The workshop takes place 7 March 2018 at the University of Helsinki, a DARIAH Cooperating Partner Institution.
This workshop, at the conference Digital Humanities in the Nordic Countries 7 March 2018 at the University of Helsinki, seeks to expand critical perspectives on metadata in relation to public cultural heritage image collections online.
Crowdsourcing, social media platforms for community engagement, linked open data, and other participatory and open science practices, create new challenges due to the character of the networked publics involved and the established structures between and within institutions, but also new opportunities and practices when it comes to understanding and defining our shared images. Therefore, critical perspectives on metadata in relation to photographic collections online are vital. This calls for an interdisciplinary approach in the intersection between computer science, image studies, and cultural studies.
For this half-day workshop, therefore, we invite participants to look more closely at different types of participatory practices online in relation to metadata production in the cultural heritage domain, and at different levels of interaction. Possible sites of analysis could be the interaction between participants, the participation in the work by different stakeholders, the potentially privileged levels of interaction with the metadata, or tensions in the agency of the participants in relation to the task.
Suggested topics and inquiries for the workshop
How do we develop open, image-archiving ecosystems that involve a diversity of stakeholders in the cultural heritage domain, from providers to consumers?
- Controlling levels of: access; transparency, secrecy, closeness, connectedness, alienation
- Relation between control dynamics and power relationships outside the technology framework.
- Differentiations in entry/exit points to the platform
- Tensions between individual scoring systems and collective sharing processes
- Photo tagging behaviours across languages
How do we handle the tension between the institution’s need for stability, continuity and control, and dynamic participatory practices online?
- Norms about crowds, collaboration and democracy, exclusive groups and open publics
- Stakeholders’ different cultural assumptions
- The archiving practices and power
- Social tagging
How can community be understood and developed around the image archive?

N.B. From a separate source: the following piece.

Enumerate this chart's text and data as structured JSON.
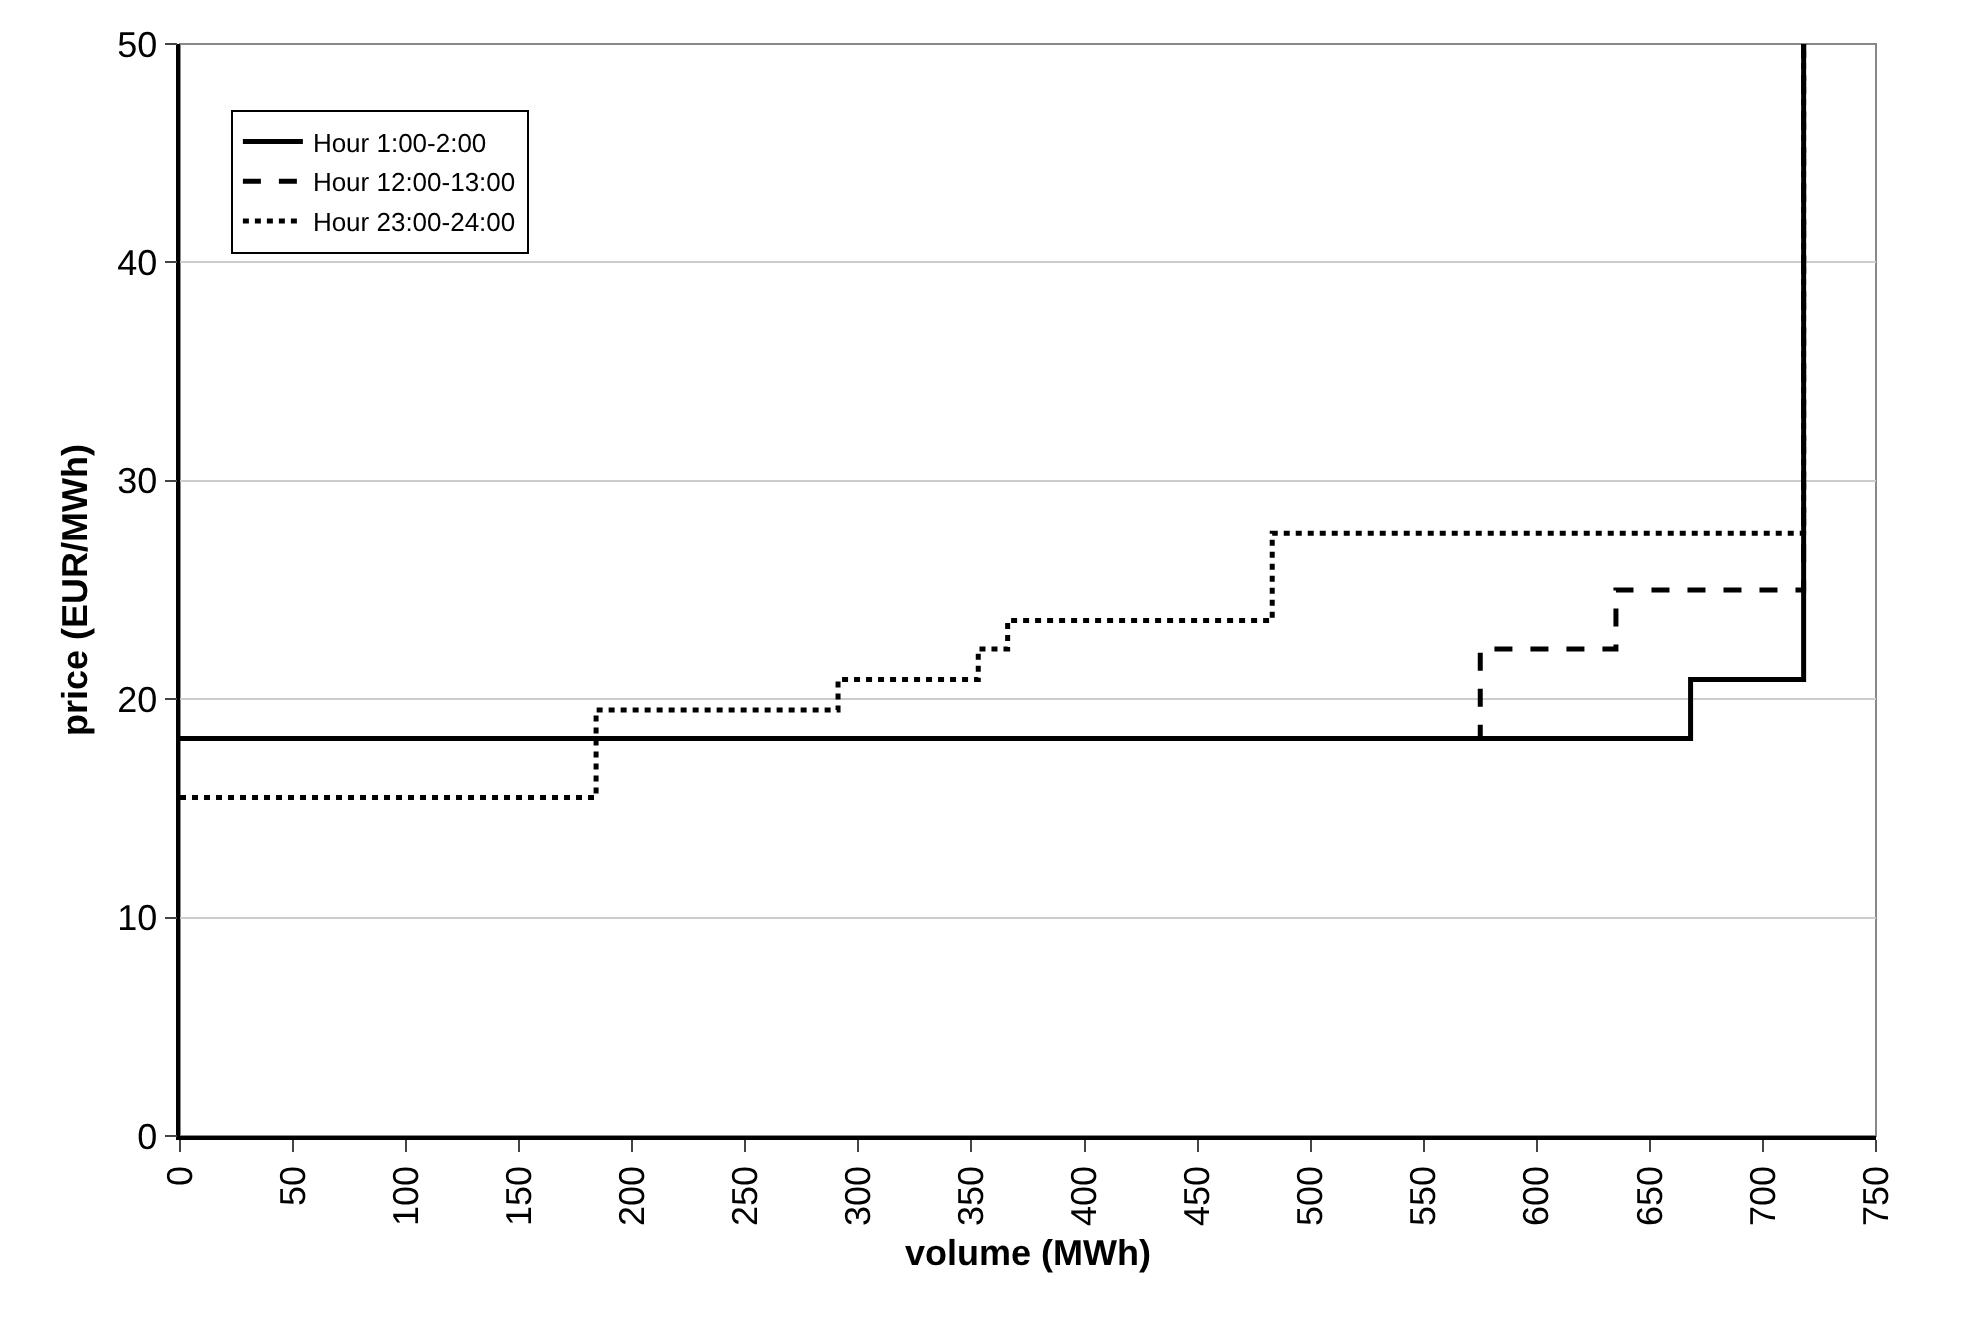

- Communication needs within the crowd
- Avenues of communication to support collaboration
- Relations between the crowd and the institution
- Navigating intersecting communities in crowd settings
- Crowd dynamics
To participate, submit a 2-4 pages position-paper and following the format guidelines for the conference, Springer LNCS templates. Send submissions and inquiries to the following email address: politics-of-metadata@googlegroups.com
Deadline is Wednesday, January 31, 2018.
At least one author of the position paper must attend the workshop. All participants must register for both the workshop and for at least one day of the conference.